Council President Matthew W. Mahan ’05 said he thought the council’s dilemma over funding the AACF has been caused in large part by the Committee on College Life’s (CCL) handling of the issue.

Mahan said the CCL had first decided that the AACF policy was discriminatory and violated College policy, and then reversed itself last spring.

“The CCL kept it quiet and behind closed doors,” Mahan said. “They’ve done a disservice to the campus.”

AACF officials could not be reached for comment last night.

The council also voted to adopt a resolution urging the College to immediately implement Universal Keycard Access (UKA) for all undergraduates.

“UKA is an essential component to most effectively protect students,” Mahan said during debate over the resolution, which passed 35 to 3.

Mahan said that despite some House Masters’ concerns that UKA could lead to a rise in crime, the Harvard University Police Department has found “no increase in criminal activity” since Quincy House instituted Universal Keycard Access.

While the vast majority of the council supported of the resolution, some members raised doubts over whether safety rather than access was the primary motive of the council in supporting the bill.

“There are other meritable arguments we should be making,” said Aaron D. Chadbourne ’06, who voted against the resolution.
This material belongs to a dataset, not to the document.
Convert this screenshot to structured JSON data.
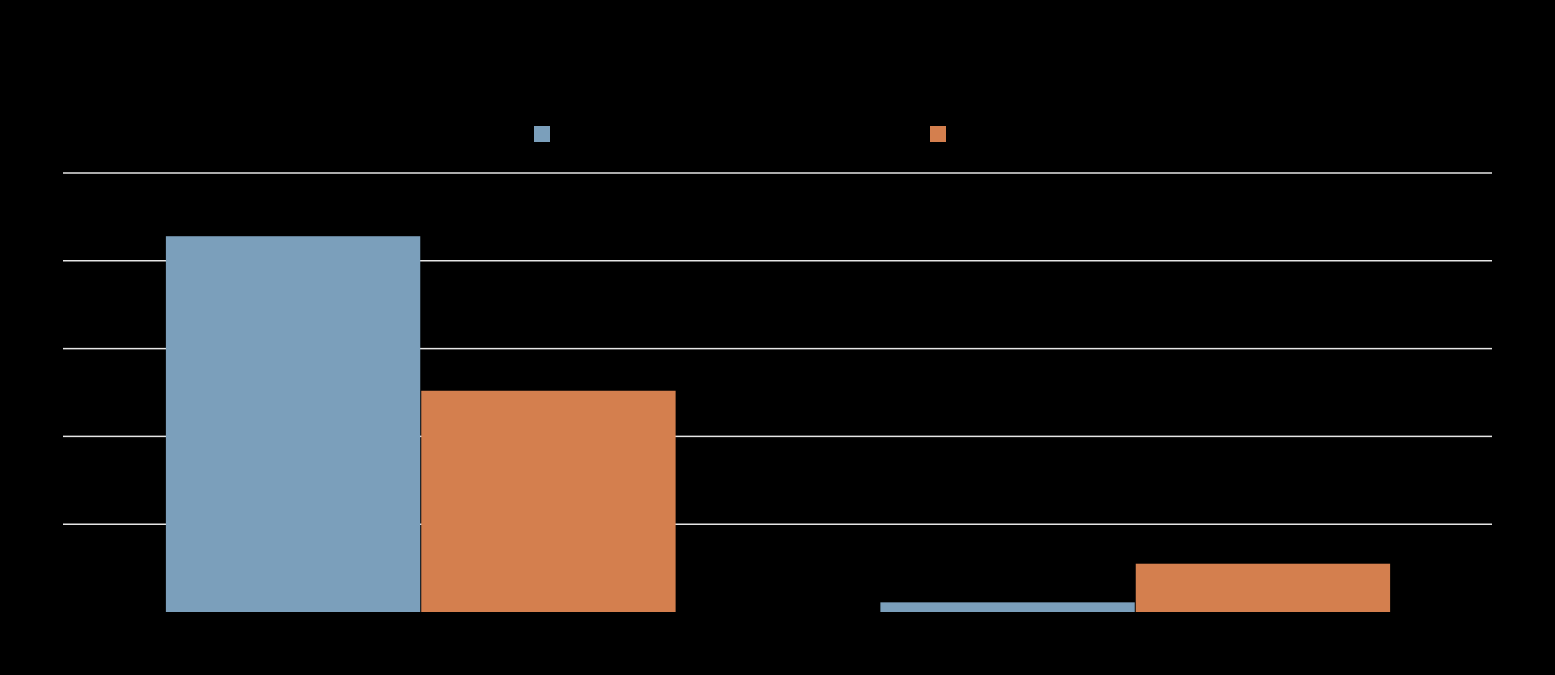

In response to the charges that the council was not being upfront about its motivations for pushing for UKA, Mahan said after the meeting that while “it’s definitely a convenience issue, the safety issue trumps all others.”

Mahan also said that he is planning to meet with Cambridge Mayor Michael Sullivan to discuss placing “blue-light” phones in Cambridge Common.

In other business, the council voted to approve its spring HoCo funding bill after rejecting an amendment that would have reduced the funding to Houses by $450 a piece. Vice president Michael R. Blickstead ’05 and secretary Jason L. Lurie ’05 said the $38,350 allocated to the HoCos was too large an amount.

“Personally, I’m worried it’s too much money,” said Blickstead.

But the amendment was rejected.

Another failed amendment to the bill, introduced by the first-year representatives, sought to grant $5,000 for capital improvements in the freshman dormitories. It will be reintroduced next week as a separate bill, according to the members who proposed it.

The council also was visited by members of the Ivy Council—composed of student councils from all of the Ivy League schools except Harvard—seeking to garner support to have Harvard rejoin the organization.

Harvard left in 2000, citing poor organization within the Ivy Council and misuse of funds by Ivy Council members.